Hurston, Zora N. "Dust Tracks on a Road." The Portable Harlem Renaissance Reader. Ed. David L. Lewis. New York: Viking Penguin, 1994. 142-55. Print.
Two things caught my attention in this excerpt. The first is the extreme parallel between Zora and Helga Crane, from Quicksand. Both moved to New York in a sudden, almost impulsive act and arrived with almost no money. The fact that this happening appears twice in literature from the Harlem Renaissance (that I’ve read, anyway) leads me to believe that it was a commonplace thing to do. Even if it is a bit foolhardy, it feels like the people who believed in Harlem really, truly believed in Harlem – no if’s and’s or but’s about it. And, of course, this says a lot about the social milieu of the time. That people were willing to uproot themselves and travel to Harlem with barely a dollar in their pocket is a statement in and of itself; that it happened over and over again is an even stronger statement. The amount of hope that the Renaissance emitted must have been enormous; what else could have attracted people so fully?

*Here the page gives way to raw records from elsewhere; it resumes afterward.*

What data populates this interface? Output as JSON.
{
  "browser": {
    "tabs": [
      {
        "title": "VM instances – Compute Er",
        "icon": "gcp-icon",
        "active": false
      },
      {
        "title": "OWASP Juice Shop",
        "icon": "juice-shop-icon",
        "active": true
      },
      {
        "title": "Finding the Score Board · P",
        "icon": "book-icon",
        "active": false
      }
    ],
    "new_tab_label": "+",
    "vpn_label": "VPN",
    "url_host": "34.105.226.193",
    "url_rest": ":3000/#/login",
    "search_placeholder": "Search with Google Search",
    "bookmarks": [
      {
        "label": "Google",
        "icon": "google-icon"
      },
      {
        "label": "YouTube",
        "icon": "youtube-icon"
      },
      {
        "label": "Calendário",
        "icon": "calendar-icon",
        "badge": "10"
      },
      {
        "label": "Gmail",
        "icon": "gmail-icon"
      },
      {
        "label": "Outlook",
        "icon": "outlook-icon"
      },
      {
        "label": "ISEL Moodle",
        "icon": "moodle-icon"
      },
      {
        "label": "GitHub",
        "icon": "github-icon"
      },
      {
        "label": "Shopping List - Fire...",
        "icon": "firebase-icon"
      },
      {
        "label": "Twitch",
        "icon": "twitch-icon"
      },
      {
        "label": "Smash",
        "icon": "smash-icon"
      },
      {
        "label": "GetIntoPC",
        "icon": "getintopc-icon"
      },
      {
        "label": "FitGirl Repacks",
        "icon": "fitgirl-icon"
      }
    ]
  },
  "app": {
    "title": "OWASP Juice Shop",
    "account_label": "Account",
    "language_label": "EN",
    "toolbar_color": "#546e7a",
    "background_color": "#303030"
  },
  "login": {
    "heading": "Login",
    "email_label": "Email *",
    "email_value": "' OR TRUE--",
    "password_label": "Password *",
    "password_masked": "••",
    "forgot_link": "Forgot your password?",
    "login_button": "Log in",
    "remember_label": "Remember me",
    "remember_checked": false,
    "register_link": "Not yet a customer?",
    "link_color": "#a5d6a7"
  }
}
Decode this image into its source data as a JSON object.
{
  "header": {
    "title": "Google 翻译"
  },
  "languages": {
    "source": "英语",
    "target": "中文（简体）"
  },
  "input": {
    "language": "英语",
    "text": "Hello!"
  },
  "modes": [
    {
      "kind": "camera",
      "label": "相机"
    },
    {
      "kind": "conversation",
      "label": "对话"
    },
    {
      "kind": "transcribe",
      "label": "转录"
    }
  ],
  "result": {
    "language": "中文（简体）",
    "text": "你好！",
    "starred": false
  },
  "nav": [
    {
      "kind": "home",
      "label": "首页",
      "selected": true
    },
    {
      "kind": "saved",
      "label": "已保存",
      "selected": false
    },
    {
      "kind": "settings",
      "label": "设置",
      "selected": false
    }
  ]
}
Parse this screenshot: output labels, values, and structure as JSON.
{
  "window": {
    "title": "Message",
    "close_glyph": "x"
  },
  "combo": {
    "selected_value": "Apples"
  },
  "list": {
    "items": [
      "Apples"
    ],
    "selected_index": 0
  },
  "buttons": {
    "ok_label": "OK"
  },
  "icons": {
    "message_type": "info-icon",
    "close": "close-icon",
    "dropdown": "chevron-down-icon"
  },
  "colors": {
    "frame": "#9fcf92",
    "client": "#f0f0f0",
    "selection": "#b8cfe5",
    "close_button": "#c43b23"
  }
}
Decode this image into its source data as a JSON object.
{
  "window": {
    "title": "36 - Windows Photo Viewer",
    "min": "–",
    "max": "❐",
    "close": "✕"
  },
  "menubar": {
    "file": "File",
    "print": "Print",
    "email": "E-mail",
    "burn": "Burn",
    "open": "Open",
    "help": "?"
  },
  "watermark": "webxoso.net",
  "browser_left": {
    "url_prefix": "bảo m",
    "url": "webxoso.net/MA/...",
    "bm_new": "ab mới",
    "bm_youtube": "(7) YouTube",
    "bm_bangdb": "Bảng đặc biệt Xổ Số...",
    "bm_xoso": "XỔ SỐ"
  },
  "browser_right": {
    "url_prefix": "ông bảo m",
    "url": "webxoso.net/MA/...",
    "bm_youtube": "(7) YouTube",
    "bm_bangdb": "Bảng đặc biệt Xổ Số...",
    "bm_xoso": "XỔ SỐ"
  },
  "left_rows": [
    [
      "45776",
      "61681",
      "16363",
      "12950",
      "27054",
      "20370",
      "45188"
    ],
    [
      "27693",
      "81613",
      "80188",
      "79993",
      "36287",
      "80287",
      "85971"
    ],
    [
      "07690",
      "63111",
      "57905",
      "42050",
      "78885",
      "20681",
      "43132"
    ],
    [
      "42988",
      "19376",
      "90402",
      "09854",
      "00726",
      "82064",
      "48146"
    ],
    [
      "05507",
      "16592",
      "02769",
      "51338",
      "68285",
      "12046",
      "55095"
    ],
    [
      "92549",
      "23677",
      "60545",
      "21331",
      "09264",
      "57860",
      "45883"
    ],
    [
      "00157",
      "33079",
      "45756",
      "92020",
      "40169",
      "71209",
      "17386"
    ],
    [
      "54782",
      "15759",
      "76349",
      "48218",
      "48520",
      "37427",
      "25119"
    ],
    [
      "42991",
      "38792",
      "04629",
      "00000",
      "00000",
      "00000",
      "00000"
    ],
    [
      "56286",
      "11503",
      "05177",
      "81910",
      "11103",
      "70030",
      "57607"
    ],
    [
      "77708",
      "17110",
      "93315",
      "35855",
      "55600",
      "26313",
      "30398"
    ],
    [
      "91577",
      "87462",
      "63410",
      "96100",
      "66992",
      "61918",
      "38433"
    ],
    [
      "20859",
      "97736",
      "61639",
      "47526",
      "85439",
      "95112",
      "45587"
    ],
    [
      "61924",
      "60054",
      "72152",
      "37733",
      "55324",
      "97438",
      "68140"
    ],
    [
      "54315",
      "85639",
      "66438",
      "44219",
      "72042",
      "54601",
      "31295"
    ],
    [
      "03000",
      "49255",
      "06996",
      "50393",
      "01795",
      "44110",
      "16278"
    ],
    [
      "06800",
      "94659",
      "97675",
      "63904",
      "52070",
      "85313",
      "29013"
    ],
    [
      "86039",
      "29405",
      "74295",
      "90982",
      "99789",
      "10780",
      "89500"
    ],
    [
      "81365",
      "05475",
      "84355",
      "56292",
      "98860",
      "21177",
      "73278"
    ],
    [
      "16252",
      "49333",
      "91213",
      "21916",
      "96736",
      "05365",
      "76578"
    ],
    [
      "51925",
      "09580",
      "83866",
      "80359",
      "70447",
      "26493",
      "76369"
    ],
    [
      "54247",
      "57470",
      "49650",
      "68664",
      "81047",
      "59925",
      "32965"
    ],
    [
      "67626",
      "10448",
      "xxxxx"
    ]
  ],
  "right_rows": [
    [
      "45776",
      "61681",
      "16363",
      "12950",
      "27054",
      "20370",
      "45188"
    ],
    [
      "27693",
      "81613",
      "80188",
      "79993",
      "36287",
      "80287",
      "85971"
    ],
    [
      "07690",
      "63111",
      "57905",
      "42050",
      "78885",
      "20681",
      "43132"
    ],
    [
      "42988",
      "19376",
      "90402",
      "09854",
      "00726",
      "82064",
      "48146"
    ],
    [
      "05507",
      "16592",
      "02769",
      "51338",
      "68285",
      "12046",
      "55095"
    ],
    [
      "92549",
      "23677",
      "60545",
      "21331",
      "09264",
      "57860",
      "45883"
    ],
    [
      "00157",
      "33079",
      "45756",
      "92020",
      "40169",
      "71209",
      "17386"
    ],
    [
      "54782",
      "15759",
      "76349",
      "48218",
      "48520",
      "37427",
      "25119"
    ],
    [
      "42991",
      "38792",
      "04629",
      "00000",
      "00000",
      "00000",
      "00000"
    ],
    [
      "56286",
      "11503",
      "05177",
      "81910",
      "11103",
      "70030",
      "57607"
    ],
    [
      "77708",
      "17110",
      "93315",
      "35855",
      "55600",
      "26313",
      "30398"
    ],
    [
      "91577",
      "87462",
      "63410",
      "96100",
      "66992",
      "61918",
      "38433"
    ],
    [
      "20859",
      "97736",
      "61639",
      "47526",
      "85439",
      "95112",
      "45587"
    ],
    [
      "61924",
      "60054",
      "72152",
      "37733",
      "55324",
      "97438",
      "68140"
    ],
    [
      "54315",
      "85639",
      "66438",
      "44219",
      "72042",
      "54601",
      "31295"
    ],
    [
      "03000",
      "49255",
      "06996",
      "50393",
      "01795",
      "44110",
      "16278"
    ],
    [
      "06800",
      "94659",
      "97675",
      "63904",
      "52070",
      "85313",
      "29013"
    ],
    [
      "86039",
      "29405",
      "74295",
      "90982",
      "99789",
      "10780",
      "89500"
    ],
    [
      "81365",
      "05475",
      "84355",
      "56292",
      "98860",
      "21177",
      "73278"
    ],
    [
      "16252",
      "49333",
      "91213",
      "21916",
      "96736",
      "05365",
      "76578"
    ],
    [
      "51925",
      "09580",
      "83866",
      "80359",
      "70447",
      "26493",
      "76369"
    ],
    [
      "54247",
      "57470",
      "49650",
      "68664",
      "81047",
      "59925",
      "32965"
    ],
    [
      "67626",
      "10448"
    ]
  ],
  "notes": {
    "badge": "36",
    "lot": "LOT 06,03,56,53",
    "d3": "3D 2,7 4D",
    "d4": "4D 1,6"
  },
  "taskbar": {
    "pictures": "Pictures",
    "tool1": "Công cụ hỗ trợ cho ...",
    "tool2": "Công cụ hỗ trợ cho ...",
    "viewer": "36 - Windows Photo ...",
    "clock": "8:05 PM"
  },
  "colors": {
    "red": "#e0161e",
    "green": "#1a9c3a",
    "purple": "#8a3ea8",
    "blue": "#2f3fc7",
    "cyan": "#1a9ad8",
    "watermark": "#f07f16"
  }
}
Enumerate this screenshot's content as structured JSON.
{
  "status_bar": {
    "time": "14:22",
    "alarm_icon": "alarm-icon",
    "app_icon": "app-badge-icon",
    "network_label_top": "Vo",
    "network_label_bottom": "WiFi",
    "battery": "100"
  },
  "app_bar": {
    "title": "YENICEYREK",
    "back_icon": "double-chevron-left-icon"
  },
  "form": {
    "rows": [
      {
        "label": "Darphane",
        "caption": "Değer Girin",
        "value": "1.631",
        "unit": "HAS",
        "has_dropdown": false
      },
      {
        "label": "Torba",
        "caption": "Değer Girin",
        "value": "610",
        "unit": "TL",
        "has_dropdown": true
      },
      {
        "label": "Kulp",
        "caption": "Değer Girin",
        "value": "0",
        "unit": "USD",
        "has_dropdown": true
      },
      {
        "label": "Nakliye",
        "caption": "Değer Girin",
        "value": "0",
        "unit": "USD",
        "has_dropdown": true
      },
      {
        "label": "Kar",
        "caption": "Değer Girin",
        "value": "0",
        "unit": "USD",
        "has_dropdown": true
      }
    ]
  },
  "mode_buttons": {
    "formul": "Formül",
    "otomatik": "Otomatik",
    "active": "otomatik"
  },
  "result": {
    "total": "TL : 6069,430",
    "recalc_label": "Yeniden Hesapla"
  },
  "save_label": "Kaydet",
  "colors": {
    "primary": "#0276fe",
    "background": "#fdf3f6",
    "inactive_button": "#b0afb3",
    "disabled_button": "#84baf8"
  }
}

The second thing that caught my attention was the reference to Du Bois’ assertion that the Racial Mountain prevented writers from expanding their creativity to topics outside of the race problem. Zora is obviously well aware of this, but for reasons other than the ones put forth by Du Bois. Du Bois seemed to support the idea that Harlem Renaissance writers wrote about the race problem (I could be wrong about this – his article about it could very easily have been written in jest), whereas Hurston wanted to branch out from the topic into themes of her own. Her claim that there are no inherent differences between the races brought back the story of the black doctor in The Fire in the Flint who attempted to live as if race was not an issue. I admire the conscious thick-headedness as a means of overcoming discrimination (and I’m being honest; that sentence came off as sarcastic, but it wasn’t). I appreciate Zora’s philosophy on life, and now that I’m discussing it I wonder what she would have thought of her works appearing in a compilation of literature from The Harlem Renaissance.